# Math Help - Expectation with Brownian motion

1. ## Expectation with Brownian motion

I need to find $\mathbb{E}\left[e^{W(1)+W(2)}\right]$ , where $W$ is a standard Brownian motion.

I tried the following.

$W(1)+W(2)=(W(2)-W(1))+2W(1)$

Brownian motion has independent increments, and I should be able to write the above sum as two independent standard normal variables, i.e.
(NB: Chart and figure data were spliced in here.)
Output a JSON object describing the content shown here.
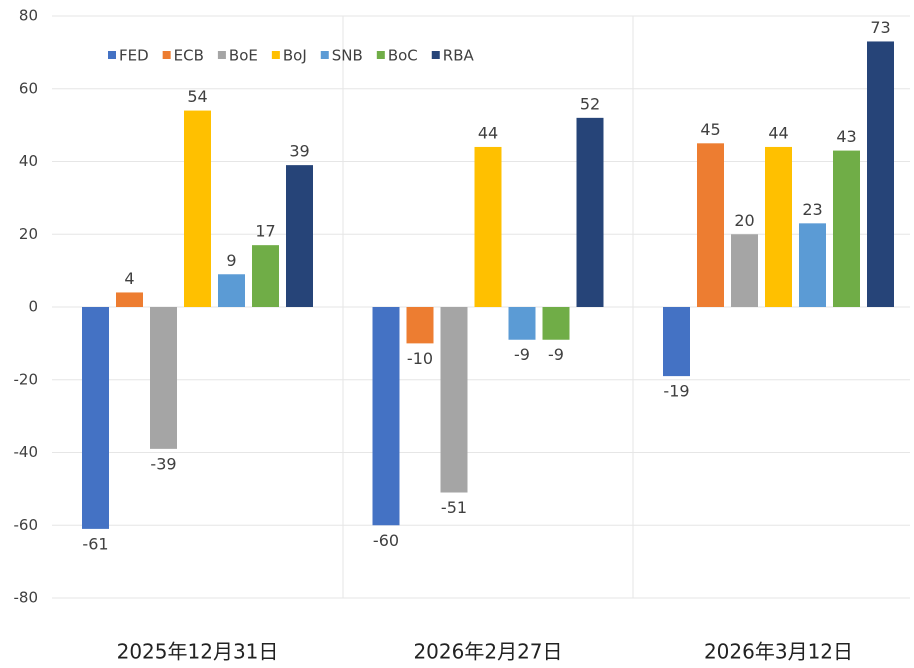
{
  "chart_data": {
    "type": "bar",
    "categories": [
      "2025年12月31日",
      "2026年2月27日",
      "2026年3月12日"
    ],
    "series": [
      {
        "name": "FED",
        "color": "#4472c4",
        "values": [
          -61,
          -60,
          -19
        ]
      },
      {
        "name": "ECB",
        "color": "#ed7d31",
        "values": [
          4,
          -10,
          45
        ]
      },
      {
        "name": "BoE",
        "color": "#a5a5a5",
        "values": [
          -39,
          -51,
          20
        ]
      },
      {
        "name": "BoJ",
        "color": "#ffc000",
        "values": [
          54,
          44,
          44
        ]
      },
      {
        "name": "SNB",
        "color": "#5b9bd5",
        "values": [
          9,
          -9,
          23
        ]
      },
      {
        "name": "BoC",
        "color": "#70ad47",
        "values": [
          17,
          -9,
          43
        ]
      },
      {
        "name": "RBA",
        "color": "#264478",
        "values": [
          39,
          52,
          73
        ]
      }
    ],
    "ylim": [
      -80,
      80
    ],
    "yticks": [
      -80,
      -60,
      -40,
      -20,
      0,
      20,
      40,
      60,
      80
    ],
    "grid": true,
    "legend": "top"
  }
}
$(W(2)-W(1))+2W(1)=G_{1}+2G_{2}$, where $G_1$ and $G_2$ are independet standard normal variables.

Thus...

$\mathbb{E}\left[e^{W(1)+W(2)}\right]= \mathbb{E}\left[e^{G_{1}+2G_2}\right]=\mathbb{E}\left[e^{G_1}\right] \cdot \mathbb{E}\left[e^{2G_2}\right] = e^{1/2} \cdot e^{2} = e^{\frac{5}{2}}$

In the last line I used the fact that independent random variables have factoring moment-generating function and also the fact that $\mathbb{E}\left[e^{uG}\right] = e^{\frac{1}{2}u^2}$.

Is the above reasoning correct, if not, what is wrong? Thanks!

2. your reasoning up to the last line is fine.

I have not seen the result you use on the last line so i can comment on that.